To murder a garrison that had made an obstinate defence, or in order to terrorise others from doing the same, was a right of modern war disputed by Grotius, but admitted by Vattel not to be totally exploded a century later. Yet they both quote cases which prove that to murder enemies who had made a gallant defence was regarded in ancient times as a violation of the laws of war.

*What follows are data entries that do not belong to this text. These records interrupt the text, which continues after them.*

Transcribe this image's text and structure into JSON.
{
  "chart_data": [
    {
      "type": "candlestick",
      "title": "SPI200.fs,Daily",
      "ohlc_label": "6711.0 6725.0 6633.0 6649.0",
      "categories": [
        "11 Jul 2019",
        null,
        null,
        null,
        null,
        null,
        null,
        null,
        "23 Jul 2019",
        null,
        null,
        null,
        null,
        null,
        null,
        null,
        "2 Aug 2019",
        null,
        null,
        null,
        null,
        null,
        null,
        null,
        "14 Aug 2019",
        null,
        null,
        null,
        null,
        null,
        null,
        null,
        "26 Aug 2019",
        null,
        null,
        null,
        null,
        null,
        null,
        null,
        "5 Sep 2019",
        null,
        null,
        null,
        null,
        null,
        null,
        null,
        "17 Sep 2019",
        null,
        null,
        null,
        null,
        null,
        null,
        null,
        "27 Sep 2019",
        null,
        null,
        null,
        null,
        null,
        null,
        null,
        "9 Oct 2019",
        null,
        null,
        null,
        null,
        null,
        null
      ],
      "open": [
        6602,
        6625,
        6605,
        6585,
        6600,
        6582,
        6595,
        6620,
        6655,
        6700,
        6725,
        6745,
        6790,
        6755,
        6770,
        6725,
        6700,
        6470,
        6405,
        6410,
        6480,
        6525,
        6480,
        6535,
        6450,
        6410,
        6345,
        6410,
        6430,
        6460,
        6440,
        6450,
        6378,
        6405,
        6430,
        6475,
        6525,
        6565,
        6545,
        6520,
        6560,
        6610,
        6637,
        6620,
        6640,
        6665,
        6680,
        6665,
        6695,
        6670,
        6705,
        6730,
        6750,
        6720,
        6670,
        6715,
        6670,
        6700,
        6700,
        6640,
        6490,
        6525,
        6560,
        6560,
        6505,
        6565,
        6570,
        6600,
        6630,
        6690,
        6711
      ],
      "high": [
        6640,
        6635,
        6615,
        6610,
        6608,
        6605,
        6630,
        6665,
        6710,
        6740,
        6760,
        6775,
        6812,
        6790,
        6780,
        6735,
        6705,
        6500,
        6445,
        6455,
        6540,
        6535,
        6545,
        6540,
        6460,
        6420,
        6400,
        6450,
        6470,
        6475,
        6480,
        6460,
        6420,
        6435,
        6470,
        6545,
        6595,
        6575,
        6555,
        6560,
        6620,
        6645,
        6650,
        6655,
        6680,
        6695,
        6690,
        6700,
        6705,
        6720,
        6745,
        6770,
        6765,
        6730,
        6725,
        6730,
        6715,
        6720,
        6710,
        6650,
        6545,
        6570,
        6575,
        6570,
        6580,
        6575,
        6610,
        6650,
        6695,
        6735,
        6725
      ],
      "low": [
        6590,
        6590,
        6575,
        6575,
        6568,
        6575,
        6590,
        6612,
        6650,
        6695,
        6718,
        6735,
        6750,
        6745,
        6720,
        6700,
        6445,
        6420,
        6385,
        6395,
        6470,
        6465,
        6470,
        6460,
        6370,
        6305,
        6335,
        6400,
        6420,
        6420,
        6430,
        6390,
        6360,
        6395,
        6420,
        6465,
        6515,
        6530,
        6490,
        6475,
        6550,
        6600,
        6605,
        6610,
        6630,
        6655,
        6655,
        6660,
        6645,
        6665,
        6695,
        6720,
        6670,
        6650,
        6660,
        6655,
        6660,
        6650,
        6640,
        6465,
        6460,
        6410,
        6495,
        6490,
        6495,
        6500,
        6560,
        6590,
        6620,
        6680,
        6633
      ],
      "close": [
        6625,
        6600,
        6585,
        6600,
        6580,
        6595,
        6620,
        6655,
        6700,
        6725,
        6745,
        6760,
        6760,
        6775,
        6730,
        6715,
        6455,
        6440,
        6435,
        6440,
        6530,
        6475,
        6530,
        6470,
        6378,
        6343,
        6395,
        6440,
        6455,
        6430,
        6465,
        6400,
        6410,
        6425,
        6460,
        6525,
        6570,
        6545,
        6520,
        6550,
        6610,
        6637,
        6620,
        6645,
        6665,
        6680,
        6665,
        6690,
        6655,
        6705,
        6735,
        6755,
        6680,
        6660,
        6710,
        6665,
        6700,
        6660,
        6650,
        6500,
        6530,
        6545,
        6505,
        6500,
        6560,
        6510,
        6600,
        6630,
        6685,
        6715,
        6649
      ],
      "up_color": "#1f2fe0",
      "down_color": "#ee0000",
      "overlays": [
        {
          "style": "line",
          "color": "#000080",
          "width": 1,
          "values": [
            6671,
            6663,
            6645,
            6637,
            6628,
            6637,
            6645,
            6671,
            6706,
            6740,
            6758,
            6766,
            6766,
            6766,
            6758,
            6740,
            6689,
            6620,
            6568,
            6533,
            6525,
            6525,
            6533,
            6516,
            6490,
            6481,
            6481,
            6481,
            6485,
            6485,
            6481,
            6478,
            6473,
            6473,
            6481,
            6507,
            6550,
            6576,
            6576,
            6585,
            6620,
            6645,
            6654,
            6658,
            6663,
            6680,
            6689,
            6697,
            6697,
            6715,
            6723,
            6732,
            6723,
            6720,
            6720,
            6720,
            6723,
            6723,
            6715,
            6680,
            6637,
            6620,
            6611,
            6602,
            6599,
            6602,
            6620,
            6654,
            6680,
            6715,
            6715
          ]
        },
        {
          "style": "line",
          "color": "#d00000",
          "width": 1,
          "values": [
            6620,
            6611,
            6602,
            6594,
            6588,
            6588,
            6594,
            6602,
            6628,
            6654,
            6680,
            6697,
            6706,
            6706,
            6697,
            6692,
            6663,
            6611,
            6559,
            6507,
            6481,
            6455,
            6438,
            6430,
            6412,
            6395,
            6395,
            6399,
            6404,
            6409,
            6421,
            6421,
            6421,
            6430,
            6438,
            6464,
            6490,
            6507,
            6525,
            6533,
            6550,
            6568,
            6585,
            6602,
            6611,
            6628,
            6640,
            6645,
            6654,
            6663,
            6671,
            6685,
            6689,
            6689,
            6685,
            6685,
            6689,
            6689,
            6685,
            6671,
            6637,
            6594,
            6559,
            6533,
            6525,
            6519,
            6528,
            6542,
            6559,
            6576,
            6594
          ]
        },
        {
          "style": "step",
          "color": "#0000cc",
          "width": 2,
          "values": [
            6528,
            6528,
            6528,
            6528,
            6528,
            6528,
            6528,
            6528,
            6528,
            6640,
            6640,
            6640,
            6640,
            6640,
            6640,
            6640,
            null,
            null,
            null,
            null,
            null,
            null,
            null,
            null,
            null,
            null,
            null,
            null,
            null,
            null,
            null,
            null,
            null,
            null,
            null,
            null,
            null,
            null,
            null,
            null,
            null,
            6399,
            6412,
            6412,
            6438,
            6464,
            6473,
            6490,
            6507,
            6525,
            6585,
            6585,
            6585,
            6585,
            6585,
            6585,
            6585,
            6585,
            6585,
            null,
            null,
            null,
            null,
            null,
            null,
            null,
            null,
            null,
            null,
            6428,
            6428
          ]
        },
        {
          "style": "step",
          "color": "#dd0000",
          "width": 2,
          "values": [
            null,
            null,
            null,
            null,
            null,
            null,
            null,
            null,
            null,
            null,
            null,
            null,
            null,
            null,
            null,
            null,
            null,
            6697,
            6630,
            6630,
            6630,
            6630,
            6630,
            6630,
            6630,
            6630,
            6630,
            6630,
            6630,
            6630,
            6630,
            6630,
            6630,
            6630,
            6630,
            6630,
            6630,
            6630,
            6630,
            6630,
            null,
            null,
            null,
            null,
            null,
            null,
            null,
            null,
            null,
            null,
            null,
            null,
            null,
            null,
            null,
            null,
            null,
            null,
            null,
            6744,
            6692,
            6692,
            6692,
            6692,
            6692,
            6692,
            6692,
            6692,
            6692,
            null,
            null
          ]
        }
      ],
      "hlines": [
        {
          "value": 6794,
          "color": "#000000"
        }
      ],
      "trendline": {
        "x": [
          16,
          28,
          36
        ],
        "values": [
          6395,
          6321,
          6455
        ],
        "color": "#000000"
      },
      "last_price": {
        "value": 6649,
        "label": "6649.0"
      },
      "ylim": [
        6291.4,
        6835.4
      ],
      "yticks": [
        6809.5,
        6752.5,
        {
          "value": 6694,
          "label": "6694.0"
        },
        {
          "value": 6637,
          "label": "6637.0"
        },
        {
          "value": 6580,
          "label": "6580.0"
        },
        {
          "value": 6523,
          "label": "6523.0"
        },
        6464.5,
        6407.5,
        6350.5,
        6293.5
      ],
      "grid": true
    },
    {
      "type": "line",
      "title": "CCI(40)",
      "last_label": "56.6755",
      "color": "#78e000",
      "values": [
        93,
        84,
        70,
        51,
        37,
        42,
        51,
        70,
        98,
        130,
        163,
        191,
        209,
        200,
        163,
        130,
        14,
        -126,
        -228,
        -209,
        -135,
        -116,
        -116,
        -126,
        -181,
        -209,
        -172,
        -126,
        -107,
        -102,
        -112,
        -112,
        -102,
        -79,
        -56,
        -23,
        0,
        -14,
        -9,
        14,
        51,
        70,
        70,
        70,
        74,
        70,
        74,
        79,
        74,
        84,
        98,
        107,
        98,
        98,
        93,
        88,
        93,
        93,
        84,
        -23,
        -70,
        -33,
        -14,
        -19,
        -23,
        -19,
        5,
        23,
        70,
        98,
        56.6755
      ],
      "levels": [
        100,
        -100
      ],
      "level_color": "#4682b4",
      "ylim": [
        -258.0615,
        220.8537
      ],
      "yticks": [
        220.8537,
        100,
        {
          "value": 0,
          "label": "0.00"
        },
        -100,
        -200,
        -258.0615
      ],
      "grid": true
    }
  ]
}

To murder enemies who had surrendered was as contrary to Greek or Roman as it ever was to Christian warfare. The general Greek and Roman practice was to allow quarter to an enemy who surrendered, and to redeem or exchange their prisoners.22 There was indeed, by the laws of war, a right to slay or enslave them, and though both rights were sometimes exercised with great barbarity, the extent to which the former right was exercised has been very much exaggerated. Otherwise, why should Diodorus Siculus, in the century preceding our era, have spoken of mercy to prisoners as the common law (τὰ κοινὰ νόμιμα), and of the violation of such law as an act of exceptional barbarity?23 It may be fairly doubted whether the French prisoners in the English hulks during the war with Napoleon suffered less than the Athenian prisoners in the mines of Syracuse; and as to quarter, what of the French volunteers or Franc-tireurs who in 1870 fell into the hands of the Germans, or of the French peasants, who, though levied and armed by the local authorities under the proclamation of Napoleon, were, if taken, put to death by the Allies in 1814?